Aku yang sekarang masih sama seperti yang dulu. Bukannya statis dan stagnan, hanya tak berkembang, itu saja. Dan aku lebih suka mengistilahkannya dengan STABIL. Di waktu teman-teman yang lain sudah di belakang garis finish, aku sadar aku masih tertatih di hitungan seperempat lap.




Aku hanya meniti hidupku yang sekarang ini seraya mereka-reka rencana masa depanku nanti dengan apa adanya. Tak masalah bila nanti tak terlaksana. Tak peduli bila kelak tak tercapai segala anganku. Untuk saat ini, kunikmati semua anugerah. Tertawa dan beradu debat bersama kawan. Terlena dalam tawa untuk sejenak bila merasakan canda terlontar. Terhenyak saat kenyataan menghantam bila seorang kawan, tanpa ayal dan tak disangka, menyudutkan diriku. Tersenyum dan menangis bersama saudara tersayang. Mengiringi setiap langkahku, bahkan dengan kenangan masa lalu yang tak kan mungkin terlupakan, mengendap di hati selalu.
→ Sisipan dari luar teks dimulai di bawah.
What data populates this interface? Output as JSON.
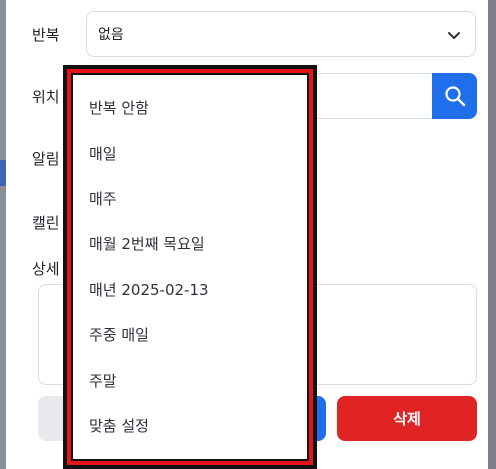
{
  "form": {
    "repeat_label": "반복",
    "repeat_value": "없음",
    "location_label": "위치",
    "location_value": "",
    "alarm_label": "알림",
    "calendar_label": "캘린",
    "detail_label": "상세",
    "memo_value": ""
  },
  "buttons": {
    "cancel_label": "",
    "delete_label": "삭제"
  },
  "repeat_options": [
    "반복 안함",
    "매일",
    "매주",
    "매월 2번째 목요일",
    "매년 2025-02-13",
    "주중 매일",
    "주말",
    "맞춤 설정"
  ],
  "colors": {
    "accent": "#1f6feb",
    "danger": "#e02424",
    "highlight": "#e3141c"
  },
  "icons": [
    "chevron-down-icon",
    "search-icon"
  ]
}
Dan ada kala ketika aku terkenang duka menerpa. Tersedu di kala sendirian. Masa di saat aku harus melalui hari di mana langkahku terasa berat dan mesti diseret ke arah tujuanku. Masa-masa sewaktu aku merasa sendirian dan buta, tak melihat bahwa sebenarnya sobatku selalu ada di sisiku.
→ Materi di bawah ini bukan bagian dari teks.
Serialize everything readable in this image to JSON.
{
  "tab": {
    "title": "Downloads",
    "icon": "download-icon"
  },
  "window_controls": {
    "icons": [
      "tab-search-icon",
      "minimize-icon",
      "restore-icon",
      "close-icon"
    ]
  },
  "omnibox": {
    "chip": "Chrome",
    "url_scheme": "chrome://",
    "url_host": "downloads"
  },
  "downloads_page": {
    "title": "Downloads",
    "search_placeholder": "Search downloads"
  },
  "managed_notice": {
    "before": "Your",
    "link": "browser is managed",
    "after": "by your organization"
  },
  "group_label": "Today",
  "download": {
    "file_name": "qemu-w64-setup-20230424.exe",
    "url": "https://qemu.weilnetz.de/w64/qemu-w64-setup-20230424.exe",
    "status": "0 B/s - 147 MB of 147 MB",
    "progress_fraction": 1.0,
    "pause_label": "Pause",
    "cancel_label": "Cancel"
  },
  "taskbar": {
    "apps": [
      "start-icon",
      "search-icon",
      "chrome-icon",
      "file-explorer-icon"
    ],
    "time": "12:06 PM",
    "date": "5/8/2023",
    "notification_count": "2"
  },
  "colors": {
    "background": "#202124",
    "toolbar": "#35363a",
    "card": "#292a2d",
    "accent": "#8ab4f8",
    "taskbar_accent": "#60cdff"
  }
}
Terkadang aku merasakan diriku ini bagaikan bintang-gemintang di angkasa luas sana. Dari kejauhan, di bumi ini, bintang-bintang laksana serangkaian kawan yang berkumpul menjadi satu, saling mengisi ceria. Namun sebenarnya, di lintasan orbitnya, mereka saling menjauh dan terkucil dari satu sama lainnya. Dan kadangkala, aku merasa terdiam terpisahkan di sudut sepi. Tak terjamah dan juga tak mengulurkan tanganku sendiri untuk digenggam kawanku.

Namun di lain waktu, terasa hadirnya teman di kala jatuh cinta, dan di saat bertepuk sebelah tangan. Pun di saat terpuruk karena patah hati. Di waktu aku sekali lagi memendam perasaan ini untuk diri sendiri. Bahkan walau tak pernah kucurahkan perasaanku tentang “dia yang kuredam di lubuk hatiku” pada sahabatku, tetap saja teman kentalku itu kan selalu ada di sisi dan hatiku. Ia kan selalu di hati, bahkan walau tak terpandang oleh mata, meski tak terdengar oleh telinga. Kawan kan selalu memerankan dirinya sebagai pelakon yang kan hadir setiap saat dibutuhkan tuk tampil. Dan ia kan terus tampil di setiap tengah panggungku, karena ku membutuhkannya setiap saat, dan aku kan tetap ada bila ia pun membutuhkanku.


Setiap orang berada di dunia untuk perannya masing-masing. Demi suatu tujuan yang telah dituliskan di kalam yang tak kasat mata. Dan kita semua bersinggungan di satu sisi. Kuakui aku sering menggugat: untuk apa sebenarnya aku diciptakan di dunia.

Dan kini kusadari di titik kulminasi keresahanku: semua orang diciptakan untuk membahagiakan orang lain. Walaupun itu hanyalah setitik bahagia. Asalkan dengan cara yang tepat, kita semua pasti bisa berguna. Dan aku, bisa bermanfaat sesuai peranku, hanyalah untuk memberikan secuil kebahagiaan bagi orang lain dengan cara yang tepat, tanpa pamrih, dan tanpa tekanan.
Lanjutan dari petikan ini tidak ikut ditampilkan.